¿Desamparados?
especiales
Como respuesta, a veces es la ira, a veces el dejar hacer, pero al gato no acaba de ponérsele su cascabel.
El amable chofer que hoy me dio botella venía contando de su disgusto y, al mismo tiempo, desolación, por lo que le acababa de ocurrir en la farmacia.

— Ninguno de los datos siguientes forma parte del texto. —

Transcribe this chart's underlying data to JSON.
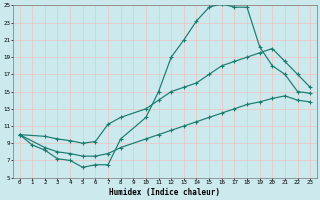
{
  "xlabel": "Humidex (Indice chaleur)",
  "bg_color": "#cce9ee",
  "grid_color": "#e8c8c8",
  "line_color": "#1a7a6e",
  "line1_x": [
    0,
    1,
    2,
    3,
    4,
    5,
    6,
    7,
    8,
    10,
    11,
    12,
    13,
    14,
    15,
    16,
    17,
    18,
    19,
    20,
    21,
    22,
    23
  ],
  "line1_y": [
    10.0,
    8.8,
    8.2,
    7.2,
    7.0,
    6.2,
    6.5,
    6.5,
    9.5,
    12.0,
    15.0,
    19.0,
    21.0,
    23.2,
    24.8,
    25.2,
    24.8,
    24.8,
    20.2,
    18.0,
    17.0,
    15.0,
    14.8
  ],
  "line2_x": [
    0,
    2,
    3,
    4,
    5,
    6,
    7,
    8,
    10,
    11,
    12,
    13,
    14,
    15,
    16,
    17,
    18,
    19,
    20,
    21,
    22,
    23
  ],
  "line2_y": [
    10.0,
    9.8,
    9.5,
    9.3,
    9.0,
    9.2,
    11.2,
    12.0,
    13.0,
    14.0,
    15.0,
    15.5,
    16.0,
    17.0,
    18.0,
    18.5,
    19.0,
    19.5,
    20.0,
    18.5,
    17.0,
    15.5
  ],
  "line3_x": [
    0,
    2,
    3,
    4,
    5,
    6,
    7,
    8,
    10,
    11,
    12,
    13,
    14,
    15,
    16,
    17,
    18,
    19,
    20,
    21,
    22,
    23
  ],
  "line3_y": [
    10.0,
    8.5,
    8.0,
    7.8,
    7.5,
    7.5,
    7.8,
    8.5,
    9.5,
    10.0,
    10.5,
    11.0,
    11.5,
    12.0,
    12.5,
    13.0,
    13.5,
    13.8,
    14.2,
    14.5,
    14.0,
    13.8
  ],
  "xlim": [
    -0.5,
    23.5
  ],
  "ylim": [
    5,
    25
  ],
  "yticks": [
    5,
    7,
    9,
    11,
    13,
    15,
    17,
    19,
    21,
    23,
    25
  ],
  "xticks": [
    0,
    1,
    2,
    3,
    4,
    5,
    6,
    7,
    8,
    9,
    10,
    11,
    12,
    13,
    14,
    15,
    16,
    17,
    18,
    19,
    20,
    21,
    22,
    23
  ]
}
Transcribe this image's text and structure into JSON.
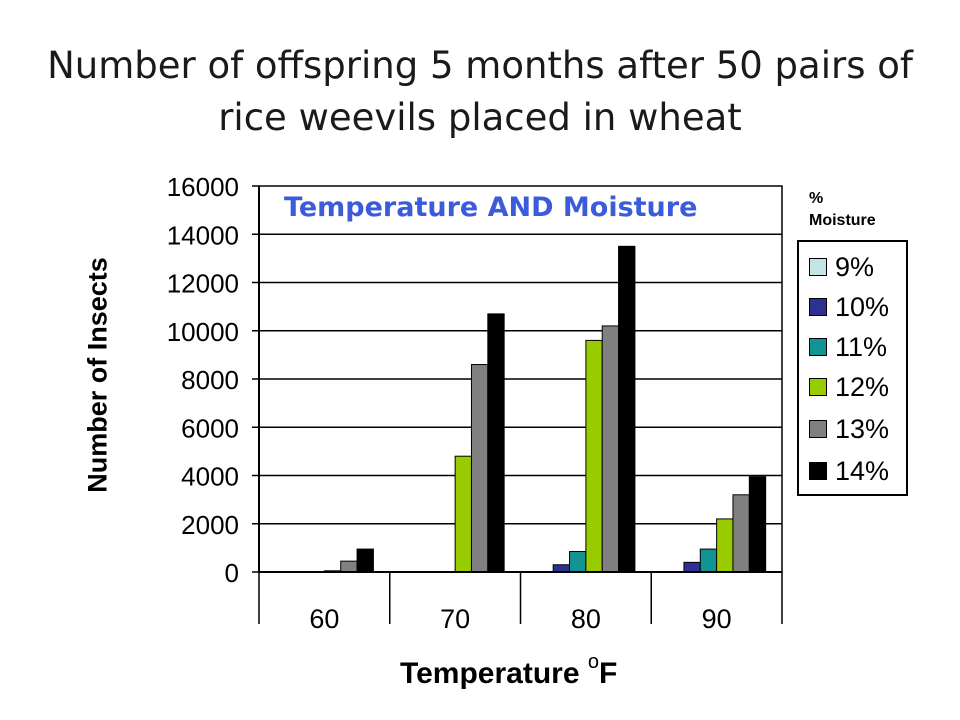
{
  "chart_data": {
    "type": "bar",
    "title_lines": [
      "Number of offspring 5 months after 50 pairs of",
      "rice weevils placed in wheat"
    ],
    "annotation": "Temperature AND Moisture",
    "ylabel": "Number of Insects",
    "xlabel": "Temperature",
    "xlabel_unit_sup": "o",
    "xlabel_unit": "F",
    "ylim": [
      0,
      16000
    ],
    "yticks": [
      "0",
      "2000",
      "4000",
      "6000",
      "8000",
      "10000",
      "12000",
      "14000",
      "16000"
    ],
    "categories": [
      "60",
      "70",
      "80",
      "90"
    ],
    "legend_title_lines": [
      "%",
      "Moisture"
    ],
    "legend_position": "right",
    "series": [
      {
        "name": "9%",
        "color": "#c5e3e6",
        "values": [
          0,
          0,
          0,
          0
        ]
      },
      {
        "name": "10%",
        "color": "#2e3192",
        "values": [
          0,
          0,
          300,
          400
        ]
      },
      {
        "name": "11%",
        "color": "#139494",
        "values": [
          0,
          0,
          850,
          950
        ]
      },
      {
        "name": "12%",
        "color": "#99cc00",
        "values": [
          50,
          4800,
          9600,
          2200
        ]
      },
      {
        "name": "13%",
        "color": "#808080",
        "values": [
          450,
          8600,
          10200,
          3200
        ]
      },
      {
        "name": "14%",
        "color": "#000000",
        "values": [
          950,
          10700,
          13500,
          3950
        ]
      }
    ]
  }
}
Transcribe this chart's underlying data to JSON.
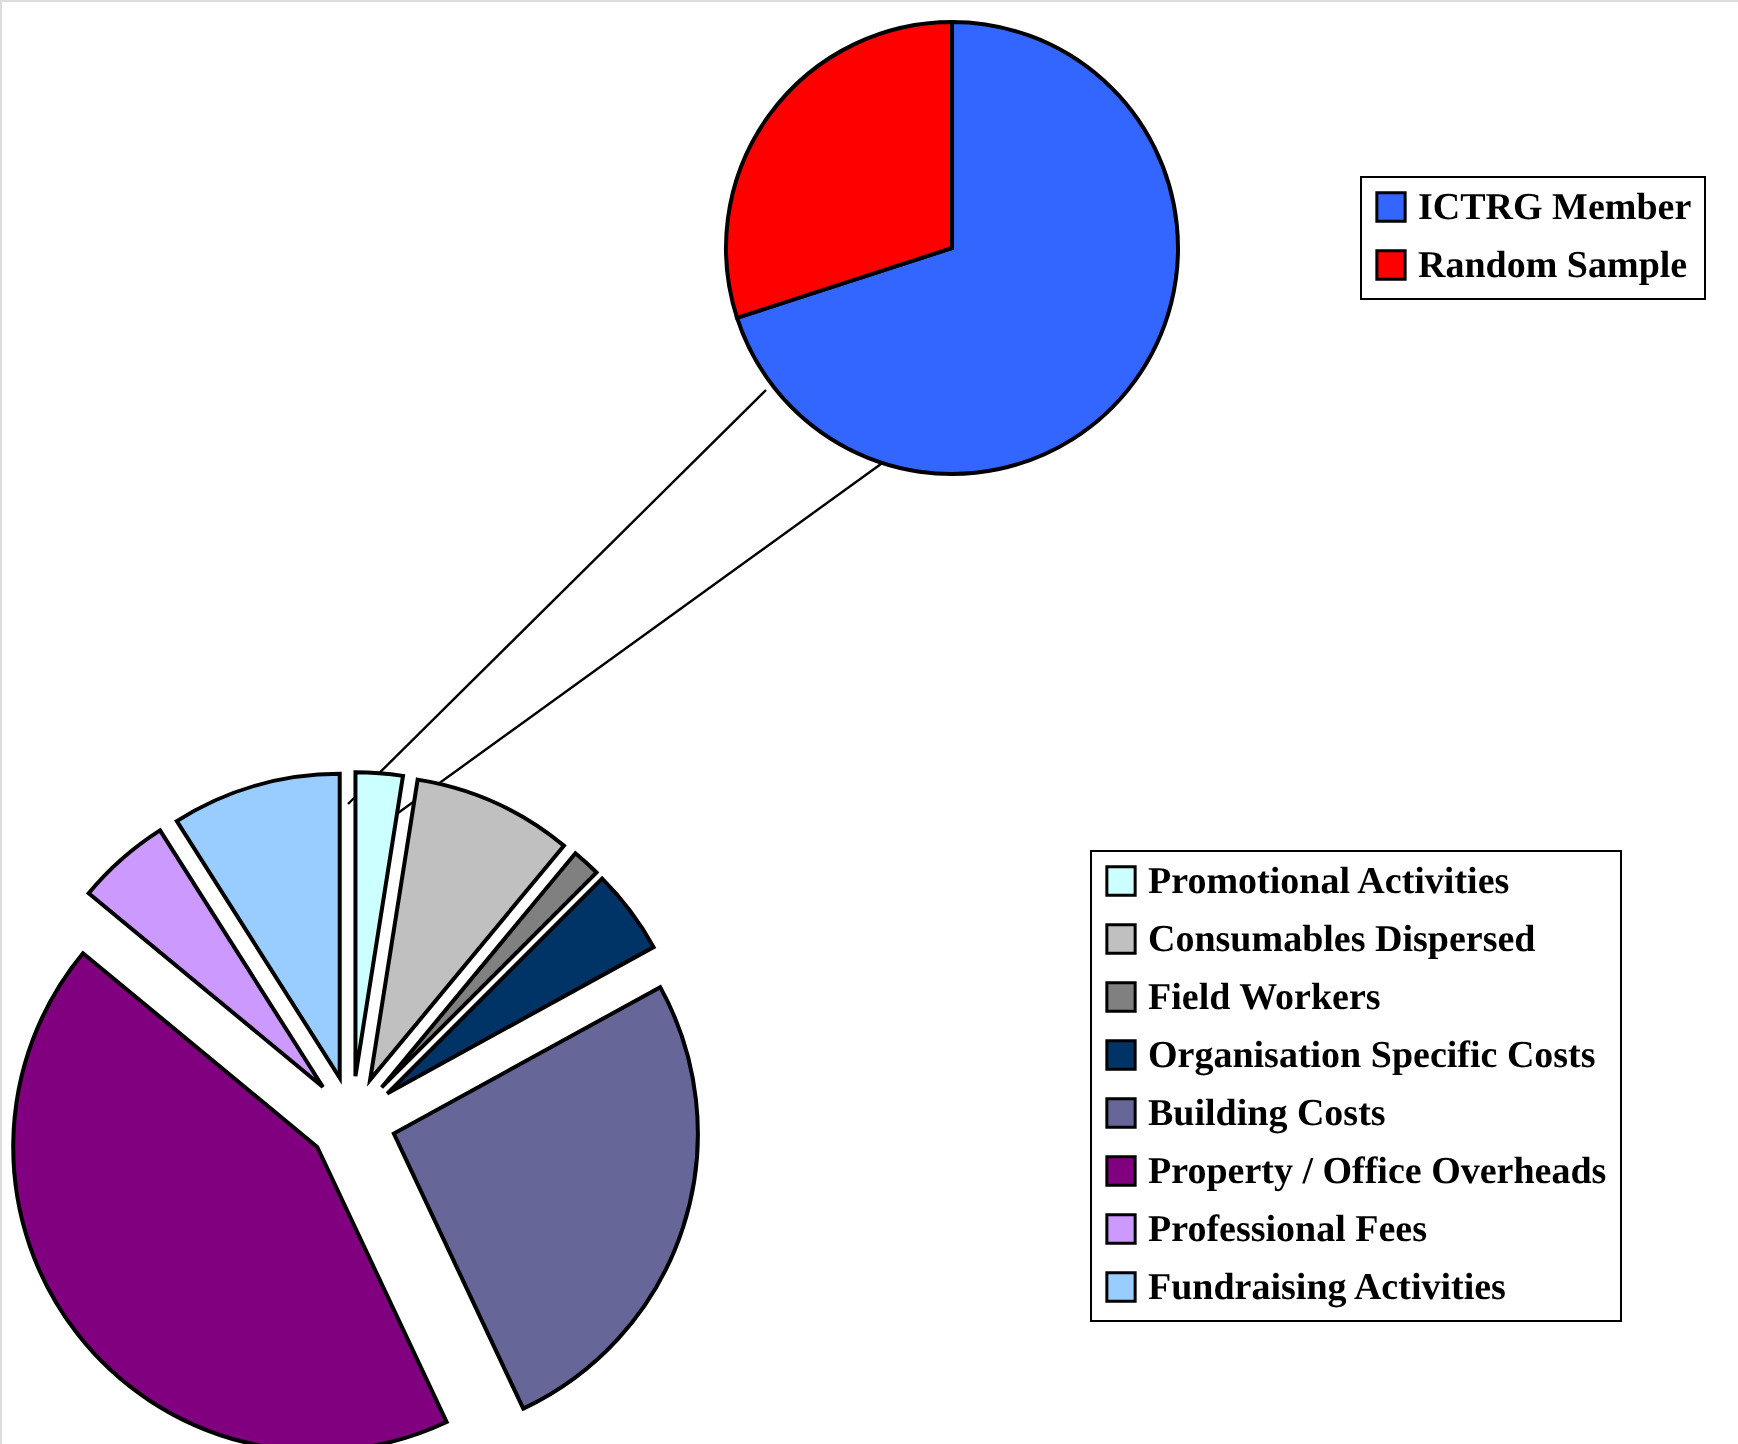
{
  "chart_data": [
    {
      "type": "pie",
      "categories": [
        "ICTRG Member",
        "Random Sample"
      ],
      "values": [
        70,
        30
      ],
      "colors": [
        "#3366ff",
        "#ff0000"
      ],
      "legend": "right"
    },
    {
      "type": "pie",
      "categories": [
        "Promotional Activities",
        "Consumables Dispersed",
        "Field Workers",
        "Organisation Specific Costs",
        "Building Costs",
        "Property / Office Overheads",
        "Professional Fees",
        "Fundraising Activities"
      ],
      "values": [
        2.5,
        8.5,
        1.5,
        4.5,
        26,
        43,
        5,
        9
      ],
      "colors": [
        "#ccffff",
        "#c0c0c0",
        "#808080",
        "#003366",
        "#666699",
        "#800080",
        "#cc99ff",
        "#99ccff"
      ],
      "legend": "right"
    }
  ]
}
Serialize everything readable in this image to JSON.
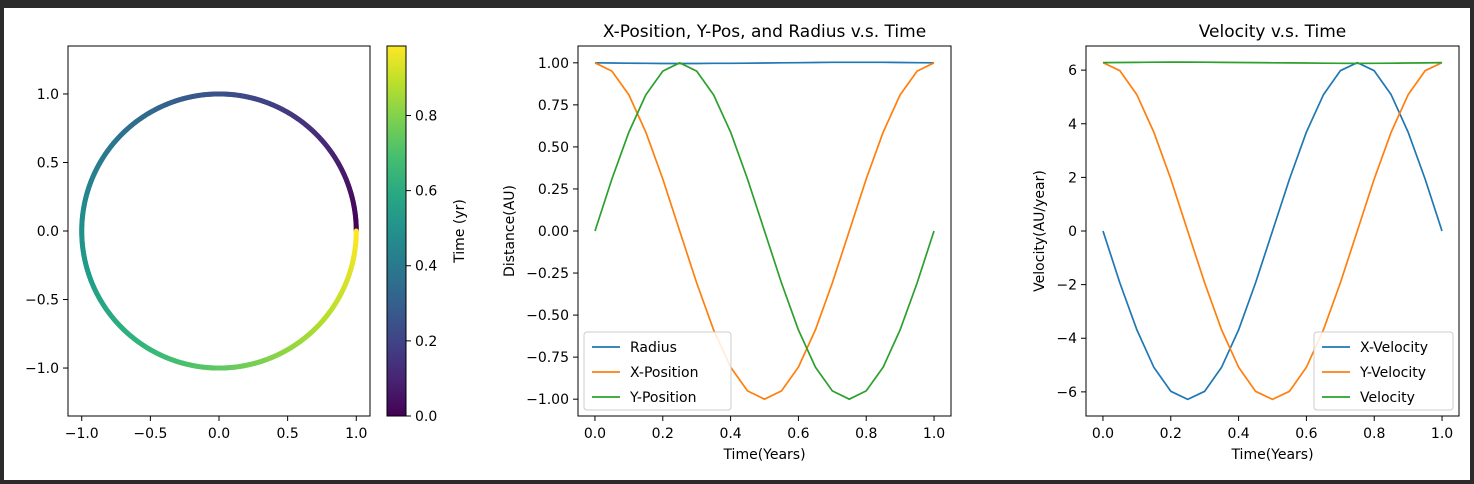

Había ido en busca de un medicamento «porque estaba rabiando del dolor en la pierna», y la persona que le atendió tras el mostrador le dijo que no, que no había, pero que la otra dependienta sí podía resolverle.
El hombre se vio precisado a comprar «por la izquierda» la dichosa medicina, pero me comentaba cuánta furia sintió al hacerlo. Dice que él sabía que estaba muy mal, que no debía haberlo hecho, porque era indignante hacerse cómplice de un proceder tan malsano.
«¿Cómo tú vas a negociar con la salud de la gente, chica?», apuntaba mientras las orejas se le ponían rojas, no sé si de rabia o de vergüenza por haber sido cómplice de tal mezquindad.
Mientras frenaba en seco ante una luz roja, que casi no advirtió por lo imbuido que andaba en tales vapores, el chofer se preguntaba y respondía él mismo: «¿Es que en esa farmacia no hay un administrador que se dé cuenta de que están robando al descaro las medicinas?, ¿o es que el propio administrador anda también en la jugada?
«En cualquiera de los dos casos, ¿para qué iba a quejarme o a denunciar el asunto, la corrupción?, si, en definitiva, al administrador no le importaba o le importaba demasiado porque su bolsillo se estaba beneficiando. Lo único que iba a conseguir yo era pasar un disgusto y quedarme sin el medicamento. De todas formas, al rato, otra persona iba a llegar y lo iba a comprar.
«Y todo está igual —me decía, mientras chirriaba gomas furibundo, quizás a modo de desahogar tensiones, pero a riesgo de acabar con nuestras vidas—. Mire, el otro día fui a comprar carne de puerco, y cuando llegué a mi casa y la pesé en una pesa que yo tengo, le faltaban dos libras.
«Viré, se lo dije al tipo, y con tremenda cara de inocente me contestó que no se había dado cuenta. Así de sencillo. Pero nunca se equivocan dándote de más en el peso o en el vuelto; eso sí que no».
Refirió que tampoco en esa oportunidad se quejó, «porque era buscarse un lío, y ya uno tiene bastante con sus problemas para comprarse otro más».
Que levante la mano el cubano de a pie que no ha chocado con una situación similar a las descritas. O con otra aún peor.
Es cierto que se ve a los inspectores por la calle, se hacen auditorías y son insistentes las apelaciones a aumentar controles y enfrentar la corrupción. A ello llaman en reuniones de trabajo, por los medios de comunicación o por otras vías, más o menos persuasivas.
Se habla de atención al cliente, de buzón de quejas, pero, en la práctica, la desprotección continúa, acompañada a veces por conductas muy deshumanizadas, como la narrada por el chofer que da inicio a este texto.
Pero ¿están todos los directivos, en todas las instancias, empeñados realmente en hacer bien las cosas?, ¿los incentivos que para eso tienen están en verdad funcionando?, ¿los trabajadores —juez y parte, porque en una oportunidad ofrecen y en otra reciben servicios— se encuentran a ciencia cierta persuadidos de la urgencia de arreglar estos entuertos?, ¿son eficaces los ejemplos que reciben, los argumentos a su disposición?
¿A dónde fue a parar aquella máxima de «pobre, pero honrado», repetida con orgullo por abuelos y bisabuelos? ¿Cuáles vientos la han desdibujado y por qué?
Son preguntas que no pueden responderse a vuelapluma. Corresponde a sociólogos, economistas, parlamentarios… llegar al meollo de la cuestión de la mano de las ciencias sociales.
¿No somos acaso un país de hombres de ciencia? Pues que sean estas las que sirvan de brújula para desentrañar tan importantes cuestiones, hacer públicas las razones encontradas, y ayudar, debate ciudadano mediante, a diseñar y poner en marcha estrategias que favorezcan a todos y eviten al chofer protagonista de esta historia un accidente o un infarto por tanto estrés.